Adı “İYİ” olan ama kişisel ve siyasi menfaatler için her türlü “KÖTÜ” davranışı eylem ve söylemle uygulayan partinin genel başkanı Meral Akşener partisinin en son gerçekleştirdiği grup toplantısında çok güzel bir tiyatro sahneledi. Adeta kırk yıllık tiyatroculara taş çıkardı... Güldürdü, düşündürdü… Elinden ne geliyorsa yaptı...

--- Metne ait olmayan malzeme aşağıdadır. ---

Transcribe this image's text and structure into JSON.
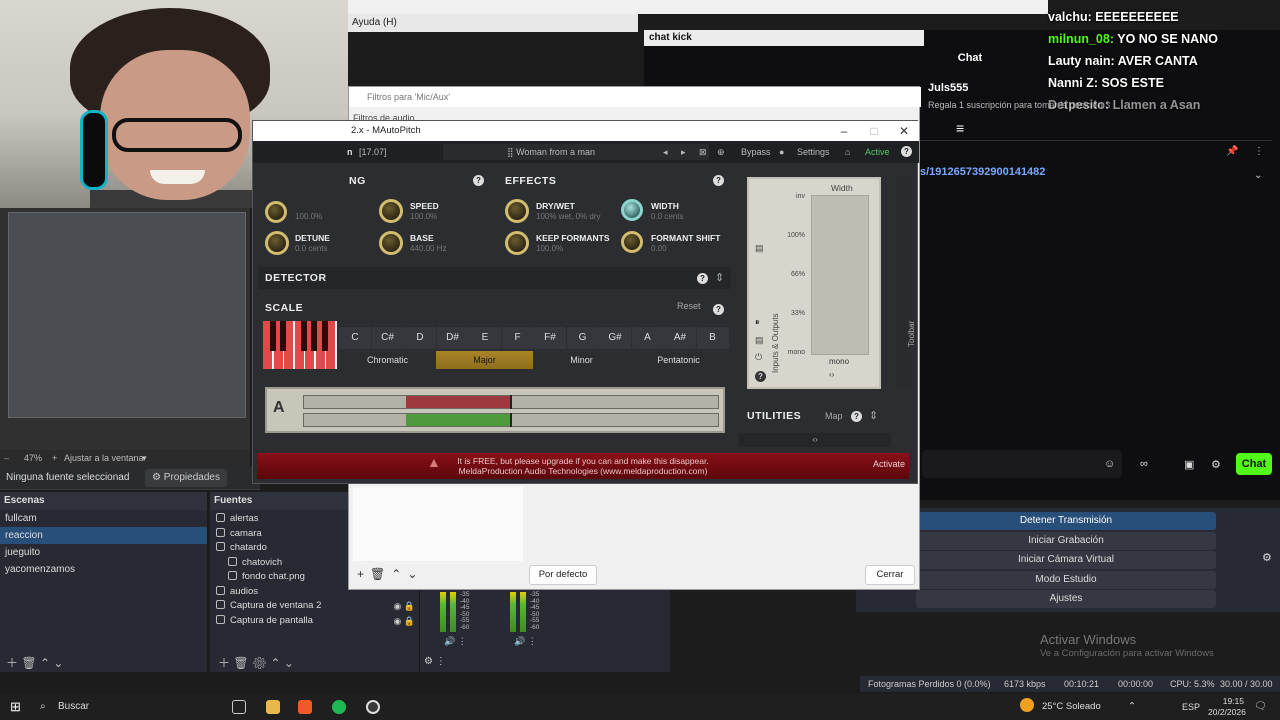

          Tiyatrosunu da hem kendi hem de salona topladığı bayanlara beyaz elbise giydirerek süslemiş… Beyaz renk şöyle tarif edilir: Beyaz, yeni bir başlangıç, temizlik, saflık anlamına gelir. Beyaz renk, her zaman yenilik ve temizlik anlamına gelir. Aynı zamanda beyaz rengin psikolojik olarak en dikkat çeken anlamları ise, denge sağlamaktır. Aynı zamanda da eşitlik, bağımsızlık, adalet ve tarafsızlığı simgeler.”

          Parti adını “İyi” koyunca iyi olunmadığı gibi, beyaz elbise giyince de elbette bu anlamları, kavramları yaşatan olunmaz.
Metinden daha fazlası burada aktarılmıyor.